What causes the GIGO effect? Several reasons exist. One, staff are in such a hurry to finish a note they don’t think through the necessary ingredients to put into it. Second, they may lack the skills or training on how to write it. Third, writing a note on paper and pencil is a very different skill than writing it on a computer. Although more staff are computer efficient nowadays, writing a note takes a specific skill set that many clinicians don’t get through school or in supervision. Finally, our WFA (Work From Anywhere) environment impacts the note. The days of going down the hallway to talk to your supervisor about how to write a note are gone. The staff is on their own.
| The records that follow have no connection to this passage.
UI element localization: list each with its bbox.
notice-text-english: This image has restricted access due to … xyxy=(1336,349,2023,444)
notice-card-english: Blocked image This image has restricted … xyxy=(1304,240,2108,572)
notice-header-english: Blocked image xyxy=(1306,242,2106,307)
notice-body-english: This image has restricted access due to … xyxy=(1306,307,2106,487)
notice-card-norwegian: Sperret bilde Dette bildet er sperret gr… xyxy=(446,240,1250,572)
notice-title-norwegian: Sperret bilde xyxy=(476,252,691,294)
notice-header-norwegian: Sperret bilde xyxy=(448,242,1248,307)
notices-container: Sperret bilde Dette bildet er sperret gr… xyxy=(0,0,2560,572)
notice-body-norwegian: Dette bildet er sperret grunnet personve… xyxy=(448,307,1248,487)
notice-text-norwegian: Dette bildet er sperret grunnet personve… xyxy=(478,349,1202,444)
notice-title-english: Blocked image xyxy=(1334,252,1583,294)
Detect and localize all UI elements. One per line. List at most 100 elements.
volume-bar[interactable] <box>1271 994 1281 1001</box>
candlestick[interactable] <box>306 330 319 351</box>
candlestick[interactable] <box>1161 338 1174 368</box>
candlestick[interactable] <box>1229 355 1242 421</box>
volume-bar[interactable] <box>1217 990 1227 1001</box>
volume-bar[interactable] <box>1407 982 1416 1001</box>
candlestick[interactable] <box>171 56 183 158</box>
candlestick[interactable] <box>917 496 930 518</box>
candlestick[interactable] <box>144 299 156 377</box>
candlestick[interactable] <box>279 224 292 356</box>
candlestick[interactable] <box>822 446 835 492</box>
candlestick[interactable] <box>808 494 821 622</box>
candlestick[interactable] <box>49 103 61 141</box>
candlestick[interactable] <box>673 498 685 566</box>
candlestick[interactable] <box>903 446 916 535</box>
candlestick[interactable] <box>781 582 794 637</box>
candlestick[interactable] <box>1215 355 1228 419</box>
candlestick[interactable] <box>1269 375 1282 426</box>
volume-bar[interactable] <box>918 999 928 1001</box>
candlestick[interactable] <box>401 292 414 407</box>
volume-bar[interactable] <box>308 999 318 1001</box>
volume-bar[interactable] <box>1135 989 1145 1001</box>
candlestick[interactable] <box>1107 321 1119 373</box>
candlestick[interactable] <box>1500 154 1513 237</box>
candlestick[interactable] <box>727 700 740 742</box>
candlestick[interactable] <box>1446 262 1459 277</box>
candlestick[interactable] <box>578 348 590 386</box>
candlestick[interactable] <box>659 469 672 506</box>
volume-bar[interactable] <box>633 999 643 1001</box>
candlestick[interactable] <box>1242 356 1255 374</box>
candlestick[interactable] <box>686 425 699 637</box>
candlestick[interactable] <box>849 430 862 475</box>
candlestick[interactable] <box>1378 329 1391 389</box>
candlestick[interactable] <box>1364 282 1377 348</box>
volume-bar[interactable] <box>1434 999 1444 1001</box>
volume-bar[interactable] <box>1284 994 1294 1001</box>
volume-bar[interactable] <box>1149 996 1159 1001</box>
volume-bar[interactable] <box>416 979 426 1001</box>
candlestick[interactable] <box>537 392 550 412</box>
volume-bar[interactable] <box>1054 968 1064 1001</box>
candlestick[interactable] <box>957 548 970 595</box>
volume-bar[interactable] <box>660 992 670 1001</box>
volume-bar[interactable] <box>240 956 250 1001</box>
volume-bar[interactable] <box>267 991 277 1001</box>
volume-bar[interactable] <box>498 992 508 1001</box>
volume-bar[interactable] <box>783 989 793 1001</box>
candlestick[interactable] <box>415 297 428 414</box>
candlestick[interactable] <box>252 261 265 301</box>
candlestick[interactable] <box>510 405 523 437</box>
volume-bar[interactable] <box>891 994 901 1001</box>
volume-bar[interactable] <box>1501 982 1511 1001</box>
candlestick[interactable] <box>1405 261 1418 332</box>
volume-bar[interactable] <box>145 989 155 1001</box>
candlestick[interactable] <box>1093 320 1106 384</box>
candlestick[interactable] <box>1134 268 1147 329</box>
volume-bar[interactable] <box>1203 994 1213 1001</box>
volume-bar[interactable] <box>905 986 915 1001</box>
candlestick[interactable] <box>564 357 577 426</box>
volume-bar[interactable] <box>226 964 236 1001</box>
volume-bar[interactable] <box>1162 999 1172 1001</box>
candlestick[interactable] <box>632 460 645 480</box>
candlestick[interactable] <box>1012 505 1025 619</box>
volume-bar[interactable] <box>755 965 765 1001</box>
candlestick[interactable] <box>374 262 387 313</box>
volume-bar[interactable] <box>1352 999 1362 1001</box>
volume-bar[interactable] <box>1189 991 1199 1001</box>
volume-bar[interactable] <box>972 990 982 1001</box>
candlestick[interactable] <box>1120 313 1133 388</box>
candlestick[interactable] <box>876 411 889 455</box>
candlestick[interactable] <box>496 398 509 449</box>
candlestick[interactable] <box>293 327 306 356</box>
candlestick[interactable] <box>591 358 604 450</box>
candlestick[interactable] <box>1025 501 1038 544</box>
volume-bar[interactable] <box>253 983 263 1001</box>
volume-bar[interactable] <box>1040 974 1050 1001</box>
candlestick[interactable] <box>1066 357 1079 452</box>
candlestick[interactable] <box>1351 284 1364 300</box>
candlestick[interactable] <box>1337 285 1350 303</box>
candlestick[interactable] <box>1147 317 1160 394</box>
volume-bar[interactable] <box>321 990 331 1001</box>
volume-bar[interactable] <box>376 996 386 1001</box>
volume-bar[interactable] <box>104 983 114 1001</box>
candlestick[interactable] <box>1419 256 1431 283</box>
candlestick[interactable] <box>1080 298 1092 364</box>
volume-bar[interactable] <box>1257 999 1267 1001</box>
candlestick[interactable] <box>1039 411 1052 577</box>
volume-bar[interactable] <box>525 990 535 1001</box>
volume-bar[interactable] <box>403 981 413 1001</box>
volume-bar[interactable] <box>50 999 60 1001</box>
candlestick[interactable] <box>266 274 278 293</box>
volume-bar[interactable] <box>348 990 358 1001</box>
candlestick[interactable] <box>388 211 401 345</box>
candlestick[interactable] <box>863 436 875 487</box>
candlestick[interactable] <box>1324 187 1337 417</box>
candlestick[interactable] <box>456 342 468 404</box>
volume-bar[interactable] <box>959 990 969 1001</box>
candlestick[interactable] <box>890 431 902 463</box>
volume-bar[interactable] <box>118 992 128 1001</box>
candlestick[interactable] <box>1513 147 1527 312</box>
Ask clinical supervisors how much time they spend reviewing notes. Then ask how much time they spend either parsing words to figure out if the note is “good enough” to approve or needs to be sent back. Suppose you are a large agency, and your supervisor has 10 staff under them. Each staff writes five notes a day. That means the supervisor has to approve 50 notes a day and give them each a lot of time to discern the medical necessity. Because of the volume, it’s no wonder that GIGO’s go through the system and end up as audit red flags from counties.


How to solve the GIGO effect? Agencies need to find ways to help staff manage time, spend energy on educating staff in the art of documentation. They also need to examine their EHR system to see if it is intuitive enough to help the staff navigate through it so note writing is not a time-consuming exercise.